Depuis, aucun être humain vivant n’est allé aussi loin. Mais mort oui! Car, en 1999, la sonde spatiale Lunar Prospector, après 22 mois passés à étudier notre satellite depuis l’orbite, s’est écrasée volontairement sur la surface avec à son bord un peu des cendres du planétologue Eugene Shoemaker. Qui est donc, en partie, le premier humain à avoir été enluné! En 2006, Eugene a perdu son titre de défunt le plus éloigné de la Terre suite au lancement de la sonde spatiale New Horizons qui est partie étudier Pluton et la ceinture de Kuiper avec à son bord une micro-urne funéraire contenant quelques gramme des cendres de Clyde Tombaugh, l’astronome à l’origine de la découverte de Pluton. Au moment où j’écris ces lignes, en juillet 2020, ces quelques grammes de cendre se trouvent à une distance de 47 unités astronomiques, soit quarante-sept fois la distance Terre/Soleil de nous.
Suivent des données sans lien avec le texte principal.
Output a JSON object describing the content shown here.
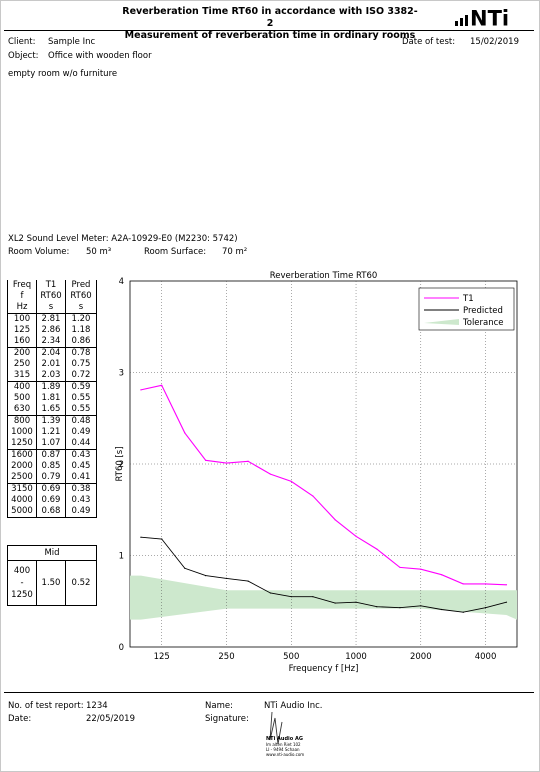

Non contents d’être les restes d’humain les plus éloignés de la Terre, ils sont également les plus rapides car la sonde New Horizons se déplace à la vitesse ahurissante de 45 kilomètres par seconde, soit 162 000 kilomètres par heure.

«Tandis que nous nous éloignons, la Terre diminuait pour finalement ne plus avoir que la taille d’une bille. La plus belle bille que vous puissiez imaginer. Contempler ceci change un homme.»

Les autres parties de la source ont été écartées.